A common technique in analyses of education policies (and popularized in the book, Freakonomics) has suffered a setback recently. The technique attempts to correct for endogeneity, which occurs when your dependent variable is causing one of your independent variables rather than simply the other way around.
It’s probably best to explain this with an example. Let’s say you want to know how the number of police officers in a city affects the crime rate. In this example the dependent variable is the crime rate and the independent variable is the number of police officers. That is, you are trying to explain how the size of the police force causes crime rates to be high or low.
The trouble is that the causal arrow also goes in the other direction. The crime rate affects the size of the police force because cities with a lot of crime may decide to hire a lot of police officers. So, the number of police officers is endogenous to the crime rate.
That endogeneity could produce some odd results if we didn’t do anything to correct it. We might find that the number of police officers causes crime rates to be higher when it might really be the case that the size of the police force reduces crime but high crime rates cause larger police forces.
This kind of problem comes up quite often in econometric analyses in general and in particular in evaluations of education policies. So, it was a great a thing that University of Chicago economist James Heckman developed a technique for unravelling these circular relationships and correcting for endogeneity bias. Basically, the technique uses some exogenous variable to predict the independent variable without bias.
Again, it’s probably easiest to explain with an example. If we can find something that predicts the number of police officers that has nothing to do with the crime rate, then we can come up with an unbiased estimated of the number of police officers. We can then use that unbiased estimate of how many police officers there would be (independent of the crime rate) to predict the crime rate. In theory the technique works great. Heckman won the Nobel Prize in economics for developing it.
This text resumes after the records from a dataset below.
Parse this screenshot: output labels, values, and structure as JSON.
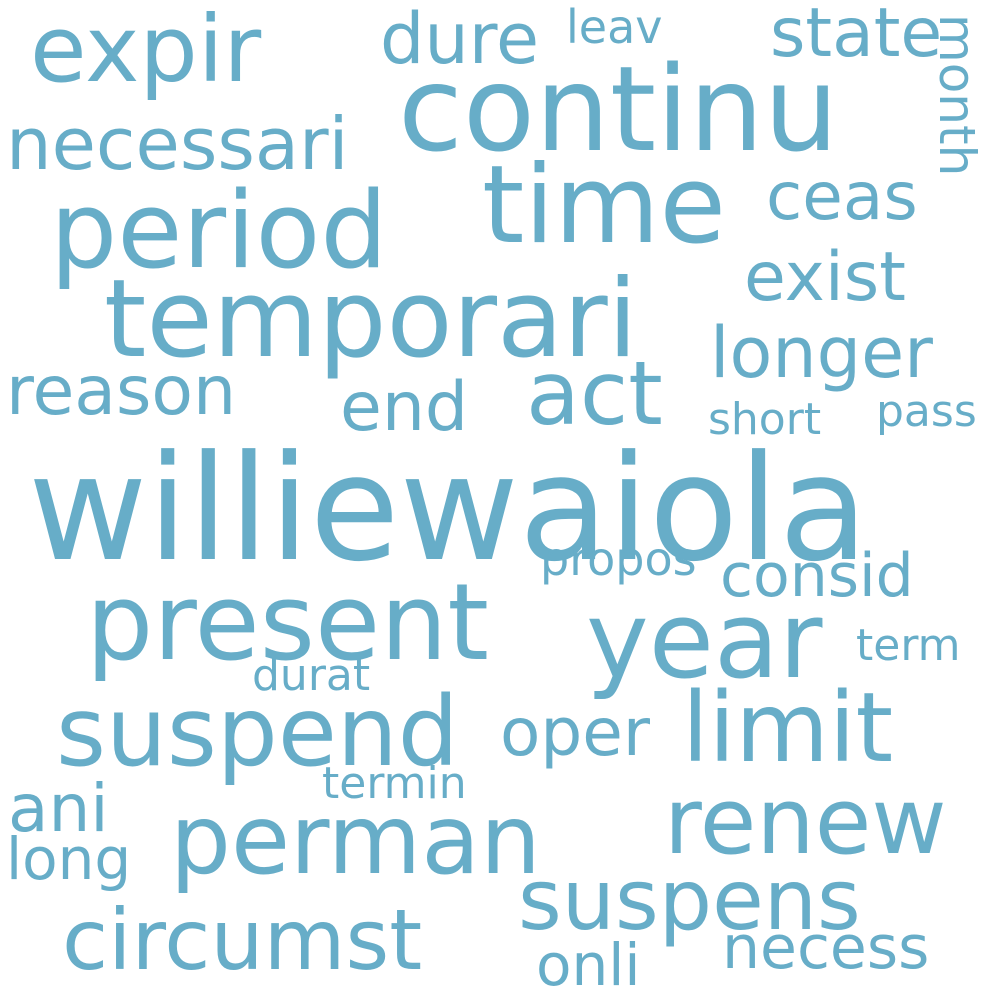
{
  "word_cloud": {
    "text_color": "#67adc8",
    "background_color": "#ffffff",
    "words": [
      "williewaiola",
      "continu",
      "temporari",
      "present",
      "time",
      "period",
      "year",
      "expir",
      "suspend",
      "perman",
      "renew",
      "limit",
      "suspens",
      "circumst",
      "act",
      "necessari",
      "reason",
      "state",
      "longer",
      "exist",
      "end",
      "dure",
      "ceas",
      "consid",
      "oper",
      "ani",
      "necess",
      "month",
      "onli",
      "long",
      "leav",
      "short",
      "pass",
      "propos",
      "term",
      "durat",
      "termin"
    ]
  }
}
The tricky part is coming up with a truly exogenous instrument (something that predicts the independent variable but has no relationship with the dependent variable). The only obviously exogenous instrument is chance itself. An example of that kind of instrument can be found in analyses of the effect of using a voucher on the student achievement of students who actually attend a private school when the vouchers are awarded by lottery. Those analyses use whether a student won the lottery or not to predict whether a student attended a private school and then used that unbiased estimate of whether a student attended a private school to predict the effect of private schooling on student achievement.
Whether a student won the lottery is purely a matter of chance and so is completely unrelated to student achievement, but it is predictive of whether a student attends a private school. It is a perfectly exogenous instrument.
The problem is that other than lotteries, it isn’t always clear that the instruments used are truly exogenous. Even if we can’t think of how things may be related, they may well be.
A perfect example of this — and it is one that raises questions about how exogenous all instruments other than lotteries truly are — was recently described in the Wall Street Journal having to do with date of birth. The date during the year when babies are born has long been thought to be essentially random and has been used as an exogenous instrument in a variety of important analyses, including a seminal paper in 1991 by Josh Angrsit and Alan Krueger on the effects of educational attainment on later life outcomes.
Since states have compulsory education laws require that students stay in school until a certain age, babies born earlier in the year reach that age at a lower grade and can drop out having attained less education. By comparing those born earlier in the year to those born later, which they believed should have nothing to do with later life outcomes, they were able to make claims about how staying in school longer affected income, etc…
But new work by Kasey Buckles and Daniel Hungerman at the University of Notre Dame suggests that the month and day of birth is not really exogenous to life outcomes. As it turns out, babies born in January are more likely to be born to unwed, less educated, and low income mothers than babies born later in the year. The difference is not huge, but it is significant. And since this variable is not exogenous, perhaps some or all of the effect of attainment Angrist and Krueger observed is related to this relationship between date of birth and SES, not truly attributable to attainment.
And if birth order is not random when we all assumed it was, what other instruments in these analyses are also not truly exogenous but we just don’t know how yet? It’s a potentially serious problem for these analyses.